Two hundred miles west of Omaha the wages earned at the livery-stable in Council Bluffs were exhausted, and I was obliged to look for another job with which to replenish my store. I was following the line of the Union Pacific Railway, and, having spent my last cent one mid-day for a dinner, I went up to the first section-boss whom I met in the afternoon’s walk and asked him for a job. He was a burly Irishman of massive figure. Without a moment’s hesitation he told me that he was in no need of a man, but that Osborn, the boss of the next westward section, the thirty-second, with head-quarters at Buda, he knew was looking for one.
About eight miles farther on I came upon Osborn and two men at work near the little station at Buda, a scant four miles east of Kearney, and it was as the Irishman had said, for instantly, upon my application, Osborn accepted me as a section-hand at wages of a dollar and a quarter a day for ten hours’ work, and offered me board and lodgings at his home for three dollars a week, an arrangement with which I instantly closed.

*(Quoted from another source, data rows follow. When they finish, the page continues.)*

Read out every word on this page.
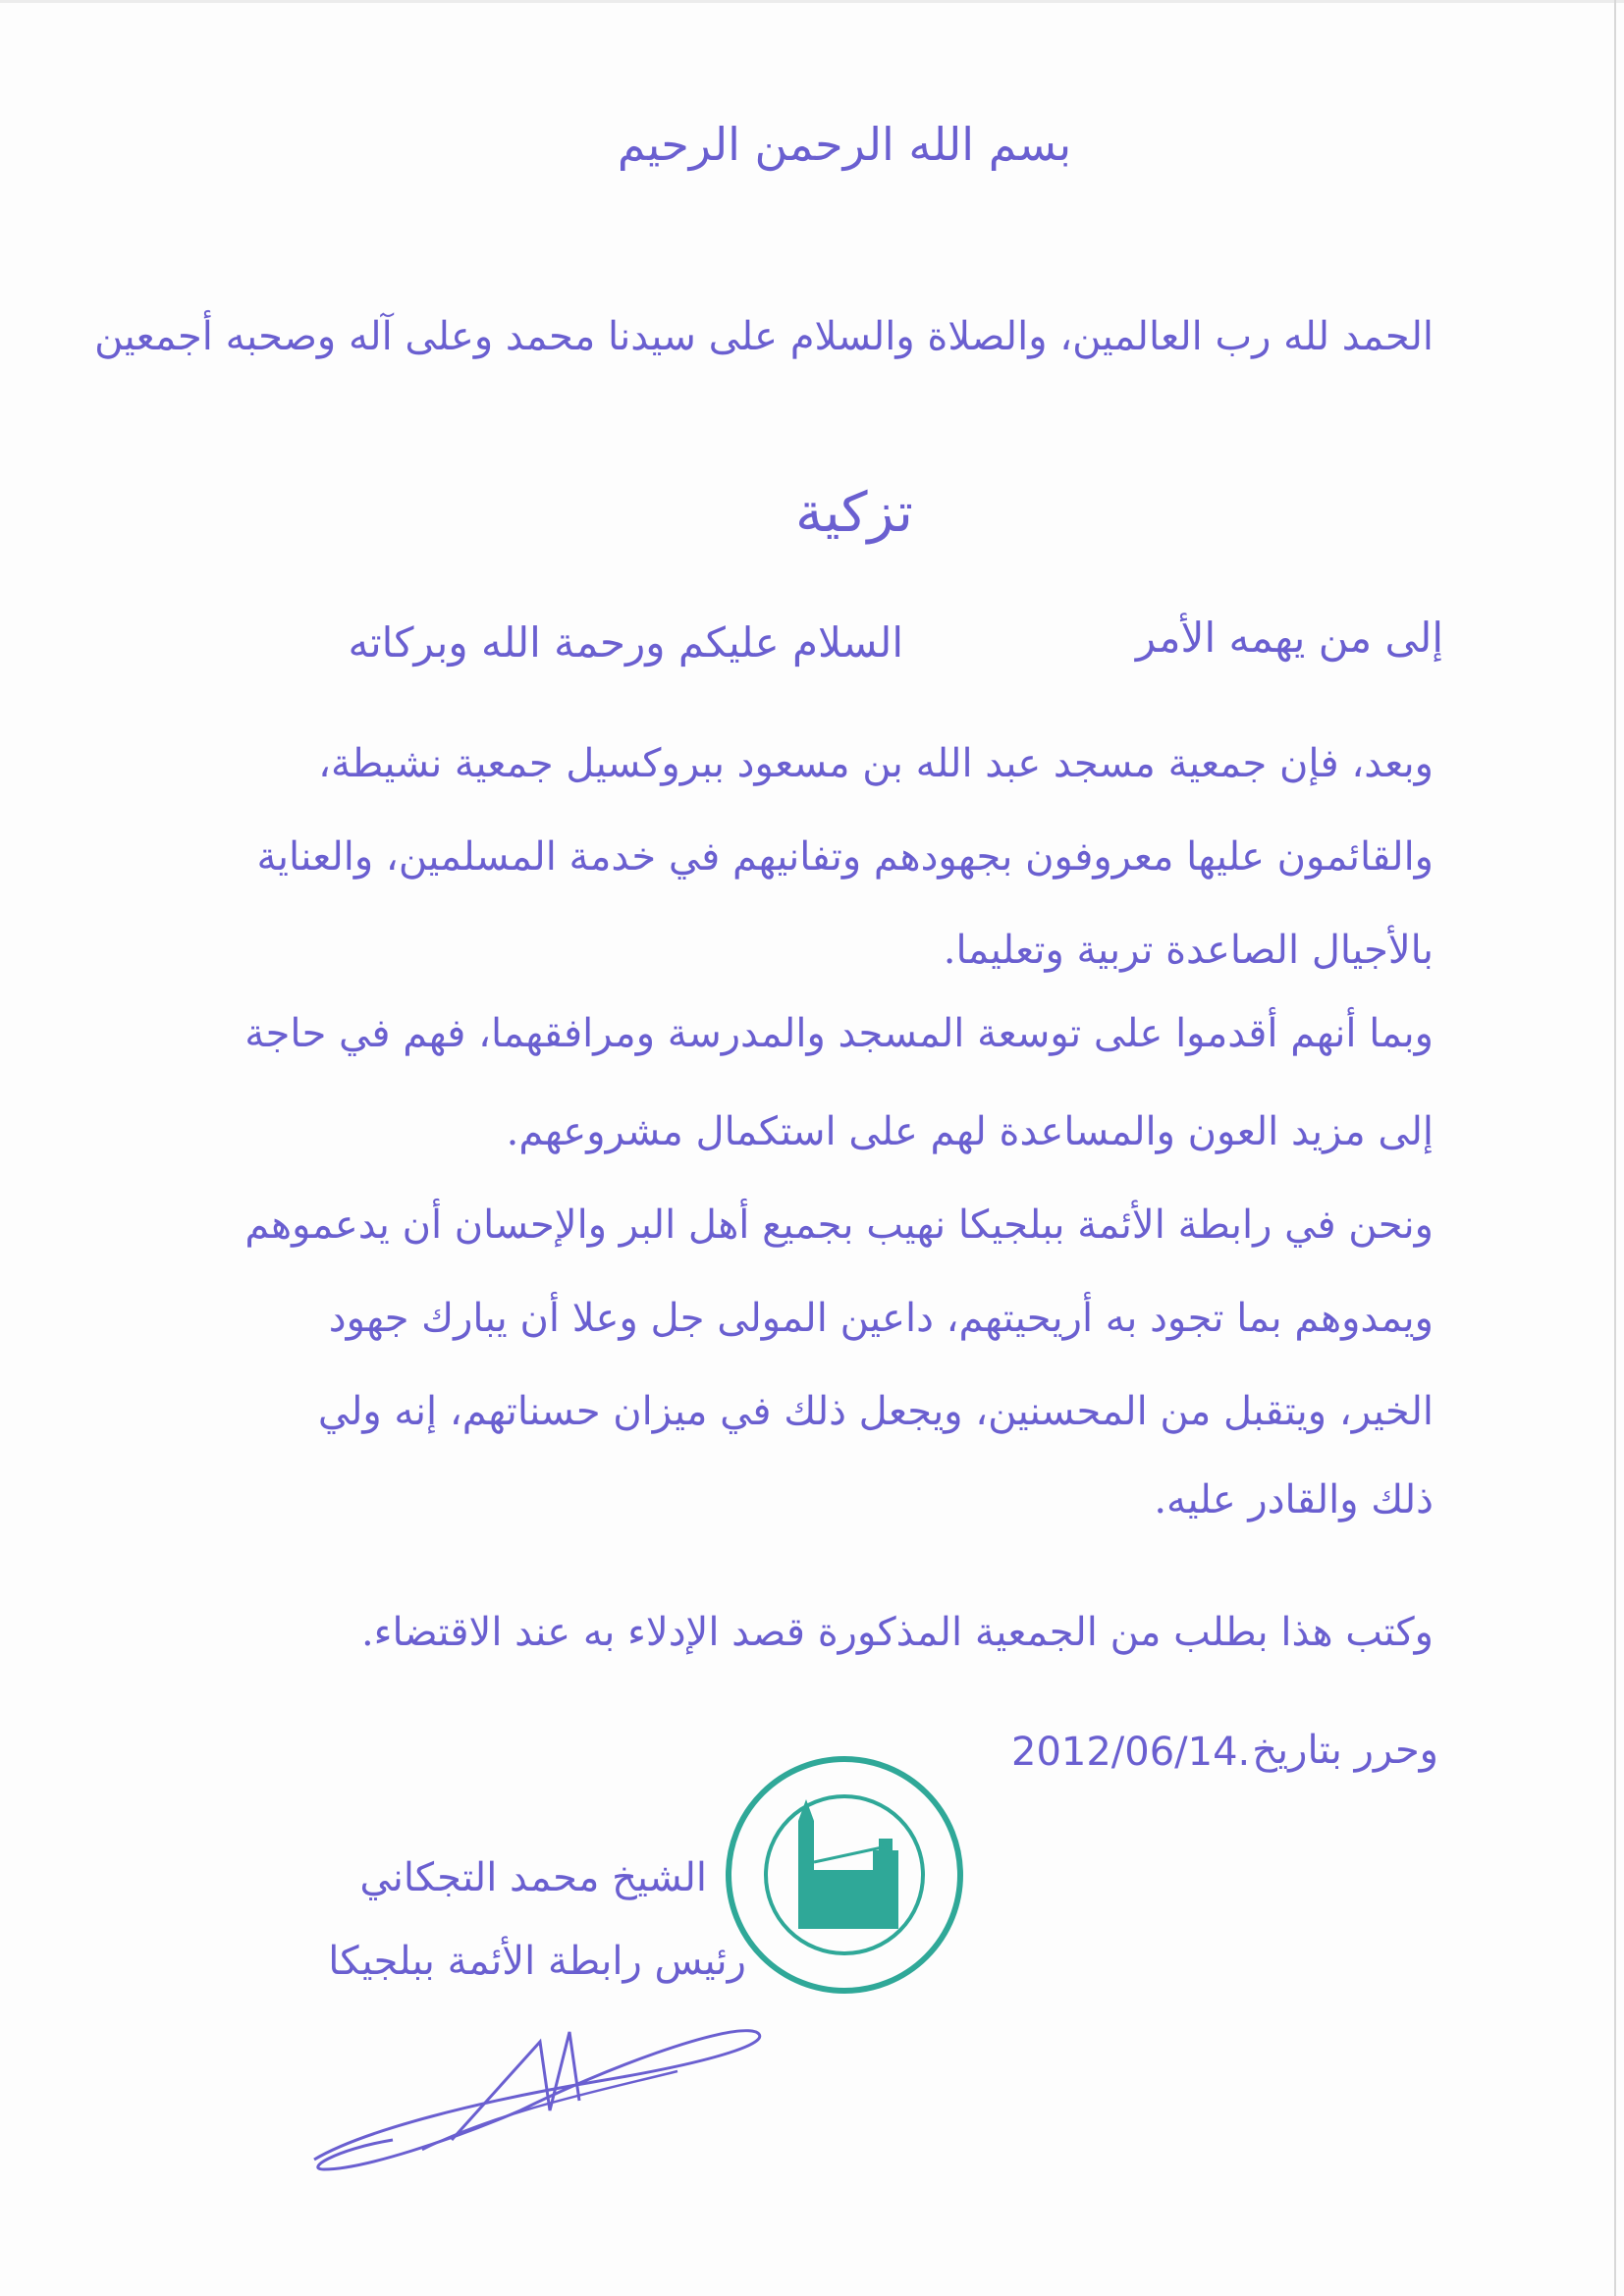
بسم الله الرحمن الرحيم
الحمد لله رب العالمين، والصلاة والسلام على سيدنا محمد وعلى آله وصحبه أجمعين
تزكية
إلى من يهمه الأمر
السلام عليكم ورحمة الله وبركاته
وبعد، فإن جمعية مسجد عبد الله بن مسعود ببروكسيل جمعية نشيطة،
والقائمون عليها معروفون بجهودهم وتفانيهم في خدمة المسلمين، والعناية
بالأجيال الصاعدة تربية وتعليما.
وبما أنهم أقدموا على توسعة المسجد والمدرسة ومرافقهما، فهم في حاجة
إلى مزيد العون والمساعدة لهم على استكمال مشروعهم.
ونحن في رابطة الأئمة ببلجيكا نهيب بجميع أهل البر والإحسان أن يدعموهم
ويمدوهم بما تجود به أريحيتهم، داعين المولى جل وعلا أن يبارك جهود
الخير، ويتقبل من المحسنين، ويجعل ذلك في ميزان حسناتهم، إنه ولي
ذلك والقادر عليه.
وكتب هذا بطلب من الجمعية المذكورة قصد الإدلاء به عند الاقتضاء.
وحرر بتاريخ
2012/06/14.
الشيخ محمد التجكاني
رئيس رابطة الأئمة ببلجيكا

For the remaining afternoon and until six o’clock I lay resting in the tall prairie grass in the shade of the railway station, and at seven o’clock on the next morning I began a term of three weeks’ service as a section-hand under the orders of Osborn the boss, and with a strapping young Irishman, “Cuckoo” Sullivan by name, as my partner.
That was the last long stop before I reached Denver. And now, as I am about to leave this city for the remaining thousand miles of my journey, I look back over a summer and autumn spent in the country and in towns and villages of the thousand miles from the seaboard to Chicago, and then a winter and a spring within the limits of the foremost city of the Middle West, and then a summer in the vast farming region between Chicago and Minneapolis and Denver. A thousand miles remain, but with what eager anticipation do I look forward to them! I shall strike in among the mountains, and then leave to the natural development of events the determining of my westward journey. Whichever course it takes, my way must lie through the frontier, and by force of necessity I must come into contact with a life which is something other than the monotonous daily round of work. There will be mining regions with the chances of prospecting, and the ranches with the wide range of their free living, and Indian reservations to be crossed, and many lonely mountain-trails to be followed.
It was never without interest and charm, this summer’s walk with its intervals of work, over a thousand miles of the mid-continent. It varied in beauty with every day’s march, and even the dead level of the Nebraska prairies as the Indian-corn fields grew thinner and faded completely into boundless plains of sage-brush, where the alkali lay white on the glittering soil, and the bleaching skeletons of cattle joined their mute appeal to the cloudless sky for water to quench a burning thirst--even here was an attraction and an interest of its own.
Days ago I caught sight of the mountains rising from out the level plain, and, through the haze of distance and above the mists which shrouded their gaunt sides, I saw their “silent pinnacles of aged snow” appearing clear against the blue of high heaven. Now, as I have drawn nearer in this marvellous air, a hundred miles of the range stand out in glorious vividness of color and of every detail of configuration, and my heart leaps again to the joy of their companionship, and I realize with a tingling of blood that the best of the journey, in any sense of adventure, lies before me in the life which they hold upon their slopes and fertile valleys, and in the gloomy depths of their vast cañons.